У его радиоустановки не было батарей, только маленькое динамо. Одной рукой надо было вертеть рукоятку, а другой работать ключом. Аппарат мог и принимать сообщения, но только на пяти килогерцах. Билл ведь ни разу не принял ни одного сообщения, а из тех, что послал, принято было только одно: накануне его прибытия на Самоа.
– Ну тут я не виноват. Я был бы доволен, если бы Тедди время от времени получала вести обо мне.
14 июля 1954 года. Уильям Уиллис миновал Галапагосские острова и вошел в полосу пассатов. «Не отрывая рук от руля, я наблюдал за ветрами, облаками, волнами, их формой и направлением, изучал их со всей сообразительностью, на какую был способен. Ощущение ветра на лице уже само по себе говорило о погоде. Ветер был моим Евангелием, облака и волны несли улыбку или гнев моей судьбы».
Заходящее солнце бросает красные отблески на гигантские волны, на западный склон каждого вала. С другой стороны они темные, почти черные. Настает ночь. Для страдающих бессонницей, будь то на море или на суше, ночь всегда кажется длинной. Уиллис на это не жаловался. Иногда он пел, иногда вел воображаемые разговоры с давними приятелями: «Что ты там делаешь, Уильям, один на этих бревнах?» – «Это не для того, чтобы изумить вас, друзья. Я совершаю плавание благодаря тому, что узнал от вас, старые радиолюбители, и эта хитроумная одиссея только продолжение вашего дела».
Каждое утро – завтрак каменного века. Столовая ложка муки, разведенная в чашке в таком количестве воды, чтобы получилось густое тесто. Днем, когда позволяли обстоятельства, Уиллис снова ел мачику, а в трудных условиях или в борьбе со сном сосал сахар. Кошка и попугай не были его единственными спутниками. Появился еще один – Длинный Том.
Это была трехметровая акула, бурая с белыми по краям плавниками, замечательный образец акульего рода. Акулы временами рыскали вокруг плота, а затем исчезали.

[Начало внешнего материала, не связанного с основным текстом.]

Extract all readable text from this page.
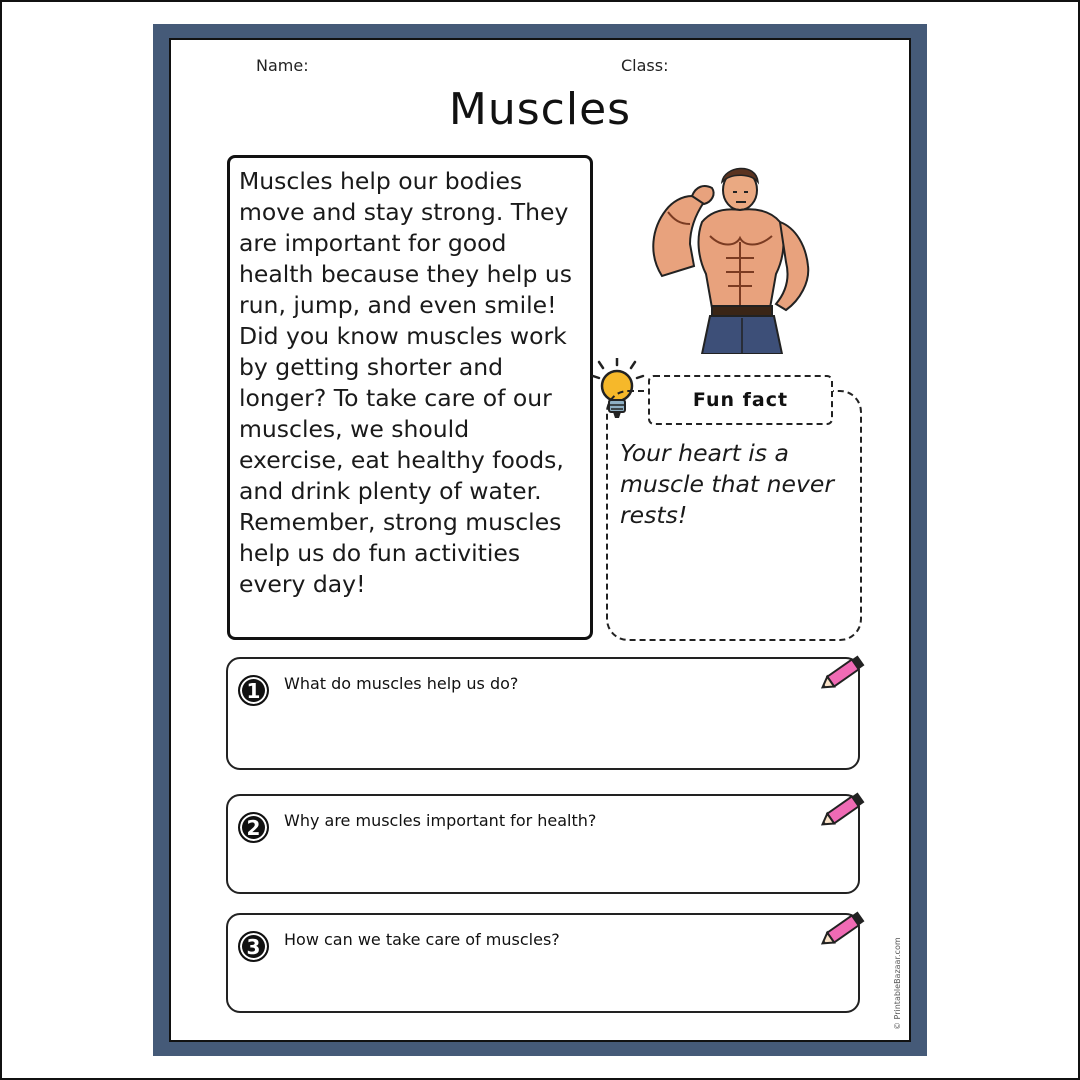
Name:	Class:
Muscles

Muscles help our bodies move and stay strong. They are important for good health because they help us run, jump, and even smile! Did you know muscles work by getting shorter and longer? To take care of our muscles, we should exercise, eat healthy foods, and drink plenty of water. Remember, strong muscles help us do fun activities every day!

Your heart is a muscle that never rests!

Fun fact
1	What do muscles help us do?
2	Why are muscles important for health?
3	How can we take care of muscles?	© PrintableBazaar.com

Но Том никогда не покидал своего поста. «Вначале его присутствие меня немного стесняло, потом я привык к нему. Я понимал, что, если упаду в воду, то окажусь в его пасти прежде, чем успею намокнуть».
Никто не может предсказать поведения акулы. 12 июля произошел случай, который мог бы составить прекрасный эпизод, если бы это снималось на кинопленку. Утром Уильям Уиллис, стараясь поймать дельфина, свалился в море и через двадцать секунд уже был в шестидесяти метрах от плота. К счастью, он не выпустил из рук леску, закрепленную другим концом на плоту. Дециметр за дециметром, страшась каждую секунду увидеть, как рвется леска, в которой была его жизнь, он сумел подтянуться до своих бальсовых бревен и забраться наверх.
– А Длинный Том? Где он был в это время?
– На меня он не бросился. Меня хранила судьба.
Каждый раз, говоря о серьезных трудностях, из которых ему удалось выпутаться, Уиллис повторял эти слова: «Меня хранила судьба». Я не спросил его, верующий ли он человек, но, судя по всему, что он говорил, писал и делал, он был по крайней мере деист, а все писавшие о нем после его смерти журналисты много говорили о его духовности. Книгу о своем путешествии через Тихий океан он озаглавил «Боги были милостивы».
Милостивы, но не отвели ни одного испытания. 19 июля стонущий, полуживой Уиллис лежал, скорчившись, на своем плоту. Непонятно почему, без явных внешних причин, его вдруг схватила нестерпимая боль в солнечном сплетении. Как раз тот случай, когда вы вызываете врача и он не может понять, что с вами такое, но делает вам успокаивающий укол и звонит в клинику.
Уиллис, человек выносливый, привыкший к тяжелому труду и лишениям, называет главу, где рассказан этот случай, «Агония». Почти сутки длились титанические муки. Волны захлестывают плот, надвигается ночная тьма. «Я все надеялся, что боль возрастет до такой степени, что я потеряю сознание, и тогда мышцы расслабятся». Нет. С наступлением утра Уиллис нашел в себе силы, чтобы доползти до каюты, открыл аптечку. Морфия в ней не было, только аспирин. Уиллис взял горсть таблеток, размочил их в воде и проглотил. Никакого эффекта. Со стоном он крутит рукоятку радиопередатчика, другой рукой выстукивает сообщение. Никто не принял его SOS, и он сам не знает, был ли он действительно послан.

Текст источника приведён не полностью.